I've seen posters do it on Metafilter, of all places.
posted by indubitable at 5:23 AM on March 5, 2015


Rock Steady loves this, including an unprintable modifier for emphasis.

My teenage daughter and her friend have this thing where instead of swearing, they say the first letter of the word and add "-aboo" or "-afoo" to it. So faboo (fuck), bafoo (bitch), shaboo (shit), daboo (damn), aboo (ass), tafoo (which I guess is tits? but they use it as more of a general noun, like shit). It's pretty adorable.
posted by Rock Steady at 5:58 AM on March 5, 2015 [1 favorite]


Minced oaths are a useful habit to develop before you have a kid. Josie Penguin told me the other day that her preschool teachers told her it's okay to say, "What the heck?!" (which she says CONSTANTLY), but that maybe she shouldn't scream it in public.
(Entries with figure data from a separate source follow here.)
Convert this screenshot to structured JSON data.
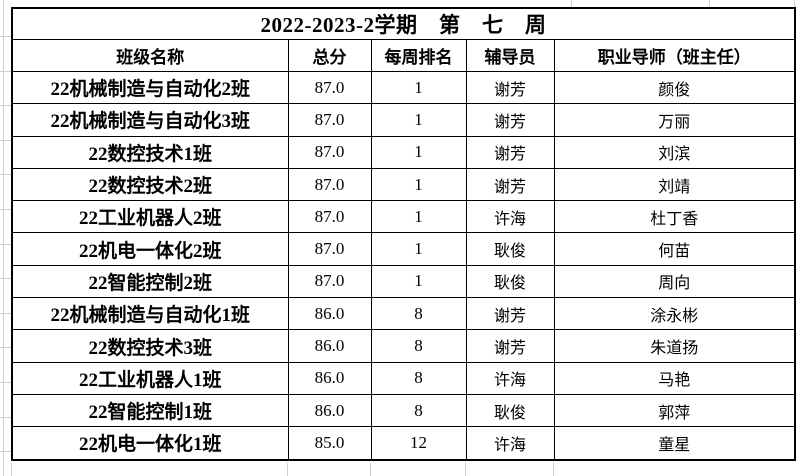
{
  "title": "2022-2023-2学期　第　七　周",
  "table": {
    "headers": [
      "班级名称",
      "总分",
      "每周排名",
      "辅导员",
      "职业导师（班主任）"
    ],
    "column_keys": [
      "class_name",
      "total_score",
      "weekly_rank",
      "counselor",
      "mentor"
    ],
    "rows": [
      [
        "22机械制造与自动化2班",
        "87.0",
        "1",
        "谢芳",
        "颜俊"
      ],
      [
        "22机械制造与自动化3班",
        "87.0",
        "1",
        "谢芳",
        "万丽"
      ],
      [
        "22数控技术1班",
        "87.0",
        "1",
        "谢芳",
        "刘滨"
      ],
      [
        "22数控技术2班",
        "87.0",
        "1",
        "谢芳",
        "刘靖"
      ],
      [
        "22工业机器人2班",
        "87.0",
        "1",
        "许海",
        "杜丁香"
      ],
      [
        "22机电一体化2班",
        "87.0",
        "1",
        "耿俊",
        "何苗"
      ],
      [
        "22智能控制2班",
        "87.0",
        "1",
        "耿俊",
        "周向"
      ],
      [
        "22机械制造与自动化1班",
        "86.0",
        "8",
        "谢芳",
        "涂永彬"
      ],
      [
        "22数控技术3班",
        "86.0",
        "8",
        "谢芳",
        "朱道扬"
      ],
      [
        "22工业机器人1班",
        "86.0",
        "8",
        "许海",
        "马艳"
      ],
      [
        "22智能控制1班",
        "86.0",
        "8",
        "耿俊",
        "郭萍"
      ],
      [
        "22机电一体化1班",
        "85.0",
        "12",
        "许海",
        "童星"
      ]
    ]
  },
  "colors": {
    "border": "#000000",
    "text": "#000000",
    "background": "#ffffff",
    "outer_gridline": "#c9cfd6"
  }
}
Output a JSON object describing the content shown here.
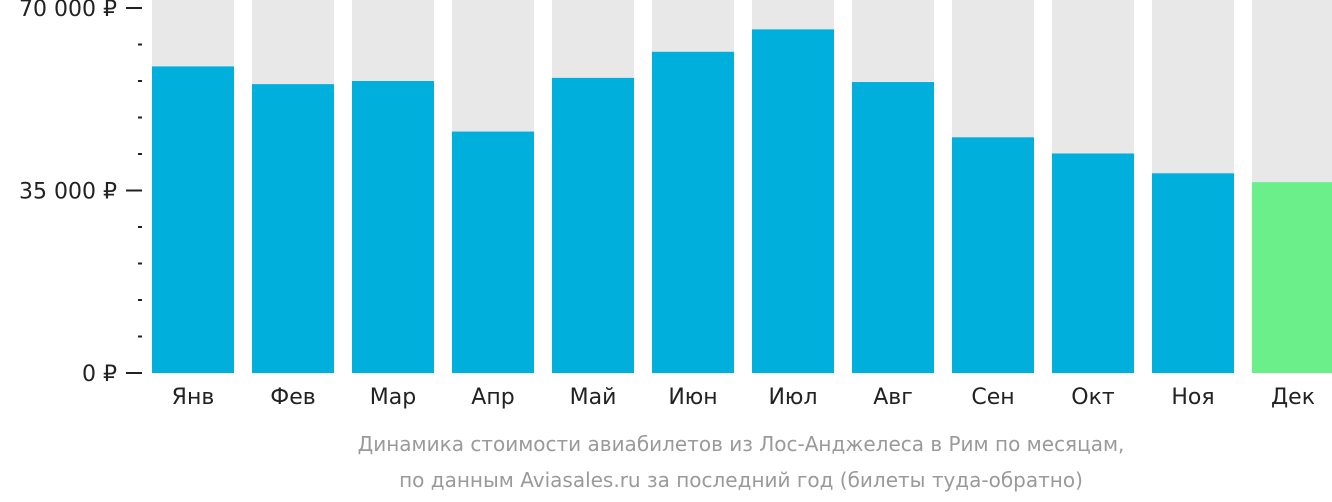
{
  "chart_data": {
    "type": "bar",
    "categories": [
      "Янв",
      "Фев",
      "Мар",
      "Апр",
      "Май",
      "Июн",
      "Июл",
      "Авг",
      "Сен",
      "Окт",
      "Ноя",
      "Дек"
    ],
    "values": [
      58800,
      55400,
      56000,
      46300,
      56600,
      61600,
      65900,
      55800,
      45200,
      42100,
      38300,
      36600
    ],
    "ylim": [
      0,
      70000
    ],
    "yticks": [
      {
        "value": 0,
        "label": "0 ₽"
      },
      {
        "value": 35000,
        "label": "35 000 ₽"
      },
      {
        "value": 70000,
        "label": "70 000 ₽"
      }
    ],
    "minor_tick_step": 7000,
    "highlight_index": 11,
    "title": "",
    "xlabel": "",
    "ylabel": "",
    "grid": false,
    "colors": {
      "bar": "#00afdc",
      "highlight": "#6aef8a",
      "background_bar": "#e8e8e8",
      "axis": "#222222"
    }
  },
  "caption": {
    "line1": "Динамика стоимости авиабилетов из Лос-Анджелеса в Рим по месяцам,",
    "line2": "по данным Aviasales.ru за последний год (билеты туда-обратно)"
  }
}
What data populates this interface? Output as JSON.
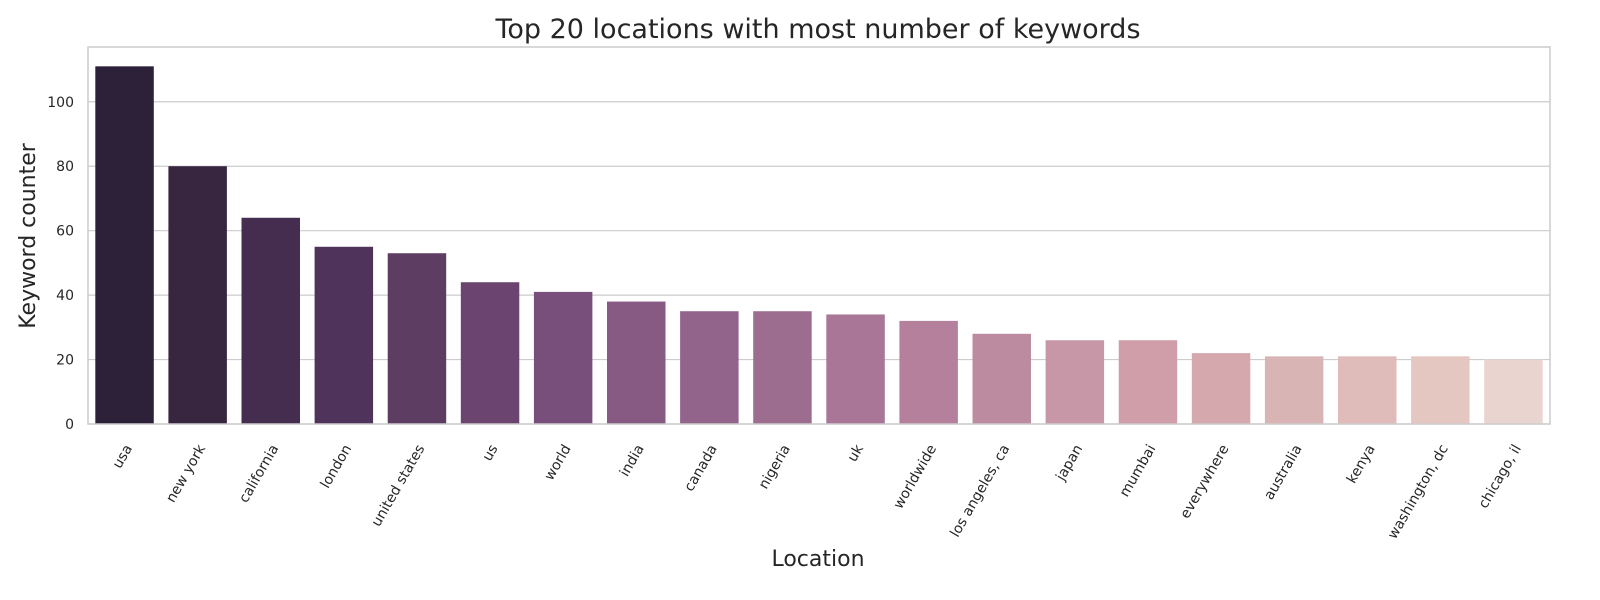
{
  "chart_data": {
    "type": "bar",
    "title": "Top 20 locations with most number of keywords",
    "xlabel": "Location",
    "ylabel": "Keyword counter",
    "categories": [
      "usa",
      "new york",
      "california",
      "london",
      "united states",
      "us",
      "world",
      "india",
      "canada",
      "nigeria",
      "uk",
      "worldwide",
      "los angeles, ca",
      "japan",
      "mumbai",
      "everywhere",
      "australia",
      "kenya",
      "washington, dc",
      "chicago, il"
    ],
    "values": [
      111,
      80,
      64,
      55,
      53,
      44,
      41,
      38,
      35,
      35,
      34,
      32,
      28,
      26,
      26,
      22,
      21,
      21,
      21,
      20
    ],
    "colors": [
      "#2d213a",
      "#382640",
      "#452d4f",
      "#50335a",
      "#5e3d63",
      "#6b456f",
      "#784f7a",
      "#865a82",
      "#92638b",
      "#9d6d8f",
      "#a97697",
      "#b4809c",
      "#bc8b9f",
      "#c797a7",
      "#cf9ea9",
      "#d4a8ad",
      "#d9b4b5",
      "#dfbcb9",
      "#e4c7c1",
      "#ead4cf"
    ],
    "ylim": [
      0,
      117
    ],
    "yticks": [
      0,
      20,
      40,
      60,
      80,
      100
    ],
    "grid": "y-axis horizontal",
    "legend": "none"
  }
}
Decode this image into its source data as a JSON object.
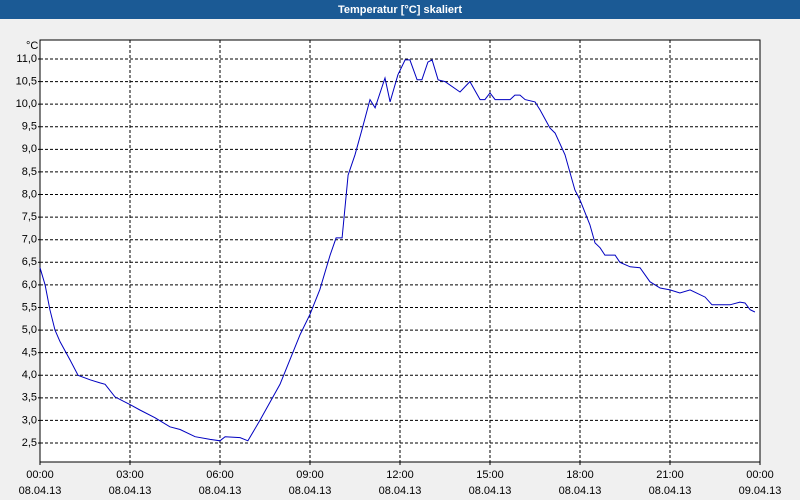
{
  "chart_data": {
    "type": "line",
    "title": "Temperatur [°C] skaliert",
    "ylabel": "°C",
    "x": [
      0,
      0.17,
      0.33,
      0.5,
      0.67,
      1.0,
      1.27,
      1.67,
      2.0,
      2.17,
      2.5,
      3.0,
      3.33,
      3.83,
      4.33,
      4.67,
      5.17,
      5.67,
      6.0,
      6.17,
      6.67,
      6.93,
      7.33,
      8.0,
      8.67,
      9.0,
      9.33,
      9.67,
      9.87,
      10.07,
      10.27,
      10.5,
      10.73,
      11.0,
      11.17,
      11.5,
      11.67,
      11.93,
      12.17,
      12.33,
      12.57,
      12.73,
      12.93,
      13.07,
      13.27,
      13.5,
      14.0,
      14.33,
      14.67,
      14.83,
      15.0,
      15.17,
      15.67,
      15.83,
      16.0,
      16.17,
      16.5,
      16.67,
      17.0,
      17.17,
      17.5,
      17.83,
      18.0,
      18.33,
      18.5,
      18.67,
      18.83,
      19.17,
      19.33,
      19.67,
      20.0,
      20.33,
      20.67,
      21.0,
      21.33,
      21.67,
      22.17,
      22.4,
      23.0,
      23.33,
      23.5,
      23.67,
      23.83
    ],
    "values": [
      6.38,
      6.0,
      5.45,
      5.0,
      4.74,
      4.34,
      4.0,
      3.9,
      3.83,
      3.8,
      3.52,
      3.35,
      3.23,
      3.06,
      2.86,
      2.8,
      2.64,
      2.58,
      2.55,
      2.64,
      2.62,
      2.55,
      3.0,
      3.8,
      4.9,
      5.35,
      5.9,
      6.66,
      7.04,
      7.04,
      8.43,
      8.88,
      9.43,
      10.1,
      9.92,
      10.58,
      10.05,
      10.65,
      10.98,
      10.98,
      10.54,
      10.54,
      10.93,
      10.98,
      10.54,
      10.5,
      10.27,
      10.5,
      10.1,
      10.1,
      10.25,
      10.1,
      10.1,
      10.2,
      10.2,
      10.1,
      10.05,
      9.87,
      9.47,
      9.36,
      8.88,
      8.1,
      7.88,
      7.33,
      6.93,
      6.82,
      6.66,
      6.66,
      6.5,
      6.4,
      6.38,
      6.07,
      5.93,
      5.89,
      5.82,
      5.89,
      5.73,
      5.56,
      5.56,
      5.62,
      5.6,
      5.45,
      5.4
    ],
    "color": "#0000c0",
    "xlim": [
      0,
      24
    ],
    "xticks": [
      {
        "value": 0,
        "label": "00:00"
      },
      {
        "value": 3,
        "label": "03:00"
      },
      {
        "value": 6,
        "label": "06:00"
      },
      {
        "value": 9,
        "label": "09:00"
      },
      {
        "value": 12,
        "label": "12:00"
      },
      {
        "value": 15,
        "label": "15:00"
      },
      {
        "value": 18,
        "label": "18:00"
      },
      {
        "value": 21,
        "label": "21:00"
      },
      {
        "value": 24,
        "label": "00:00"
      }
    ],
    "xtick_dates": [
      "08.04.13",
      "08.04.13",
      "08.04.13",
      "08.04.13",
      "08.04.13",
      "08.04.13",
      "08.04.13",
      "08.04.13",
      "09.04.13"
    ],
    "ylim": [
      2.08,
      11.42
    ],
    "yticks": [
      {
        "value": 2.5,
        "label": "2,5"
      },
      {
        "value": 3,
        "label": "3,0"
      },
      {
        "value": 3.5,
        "label": "3,5"
      },
      {
        "value": 4,
        "label": "4,0"
      },
      {
        "value": 4.5,
        "label": "4,5"
      },
      {
        "value": 5,
        "label": "5,0"
      },
      {
        "value": 5.5,
        "label": "5,5"
      },
      {
        "value": 6,
        "label": "6,0"
      },
      {
        "value": 6.5,
        "label": "6,5"
      },
      {
        "value": 7,
        "label": "7,0"
      },
      {
        "value": 7.5,
        "label": "7,5"
      },
      {
        "value": 8,
        "label": "8,0"
      },
      {
        "value": 8.5,
        "label": "8,5"
      },
      {
        "value": 9,
        "label": "9,0"
      },
      {
        "value": 9.5,
        "label": "9,5"
      },
      {
        "value": 10,
        "label": "10,0"
      },
      {
        "value": 10.5,
        "label": "10,5"
      },
      {
        "value": 11,
        "label": "11,0"
      }
    ],
    "grid": true
  }
}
she also got in trouble for teaching all her friends to call each other "Buttcheeks" #bestdadever
posted by Elementary Penguin at 6:04 AM on March 5, 2015 [1 favorite]


Fuck the heck?
posted by Rock Steady at 6:31 AM on March 5, 2015


There's always the irreproachable approach, e.g. "Oh, intercourse the penguin!", "What an auto-erotist."
posted by George_Spiggott at 7:10 AM on March 5, 2015


I was once given the job of going through the source code and the issue tracking database and removing any "bad" language before they were both turned over to the client at the end of the project. So now every time I type swear words in something I'm being payed for, I think about having to go un-type it later and decide to just delete it right now.